Star Wars is a subgenre of science fiction called space opera, which is sort of grand and sweeping and larger than life. Viewing it as a work of art as much as a story has helped me tolerate some of the more ridiculous elements, like technobabble and single-biome planets and blockades of only three ships and old friends running into each other in a galaxy of over a quadrillion people, while still appreciating the internal logic and consistency and depth of everything else. So many planets and characters and species and ships and droids and stories... it's got to be the largest franchise in the history of ever. And I'm blessed to have been born into the small window of human history when it exists. But the absolute most ridiculous thing that I can't get over is in "The Force Awakens" when Han uses the hyperdrive to get past the third Death Star's, I mean Starkiller Base's shield and then slows down before hitting the planet. Light travels at 300,000 kilometers per second. The Millennium Falcon was going faster than that. Either from hitting the planet or decelerating so abruptly, it would have been pulverized to atoms.
Now that Star Wars movies are being released in December I have to write about them and Christmas at the same time, and there's only so many ways to tie them together. Is there Christmas in the Star Wars galaxy? Their equivalent is generally considered to be "Life Day", first revealed in 1978's really really really bad "Star Wars Holidy Special", a holiday that Wookiees celebrate by covering their nudity with red robes and evidently taking some kind of psychedelic drug so they can walk through space into a star and listen to Princess Leia sing while she's so coked up that her eyes are pointing in opposite directions like a chameleon and she has to hold onto Chewbacca to stay standing. But the special was actually aired (one and only time) around Thanksgiving, not Christmas.
One of my bishopric members really wanted to read my book, providing an opportunity to see how the more chronologically advanced Mormon demographic will receive it. So far he has been thrilled and not bothered by the thematic elements, cynical critiques of the human condition, or references to evolution. He says he learned some new words for the golf course; "Fardles" and "Space spit" (affectionate homages to Anne McCaffrey's "Dinosaur Planet" and R.L. Stine's "Space Cadets" series, respectively).

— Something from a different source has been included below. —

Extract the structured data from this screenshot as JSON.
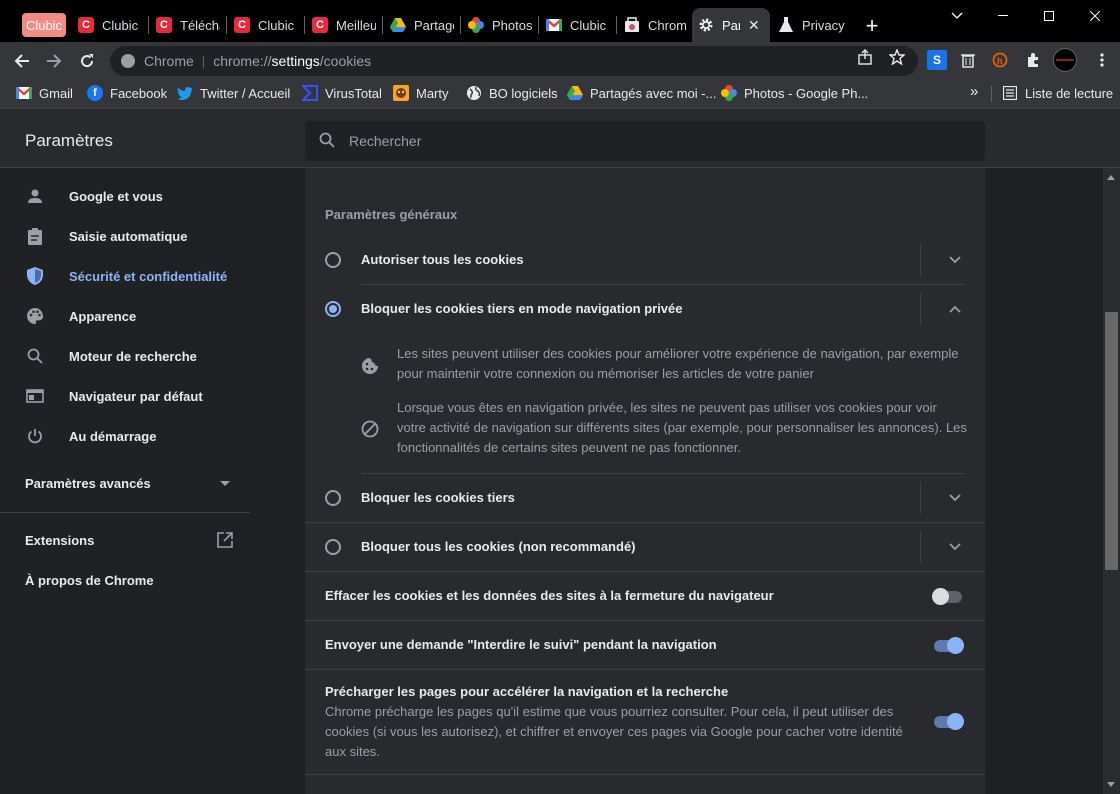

Originally I used real swear words, mainly because "The Outsiders" didn't and it totally ruined my suspension of disbelief. "We'll kill each other with broken beer bottles, but we won't swear or talk about sex, no matter how contrived this makes our dialogue at times. Also, we have names like Soda Pop and Pony Boy." So I was just being realistic. But then I read an interview with Dave Wolverton, who was asked how his Mormon faith influenced his writing and said in part: "When I first started writing, I was trained by my professors to try to create natural sounding voices (so if people swear, then you should swear), and I started realizing that I was really not being true to myself. Just because people swear doesn't mean I need to do it in my writing. I decided after my first novel to sort of back off on that, and I've noticed that a lot of other fine bestselling authors do the same - they don’t use any profanity at all." I figured that probably no one would read it because of the swearing, but people might not read it because of the swearing. So I fixed that. Though the concept of having words in our language that we're not supposed to say is still stupid to begin with.
I hope Star Wars doesn't steal all my ideas. "The Force Awakens" had me a little worried when the Millennium Falcon's escape from Tatooine, I mean Jakku, bore somewhat of a resemblance to a similar escape in my book.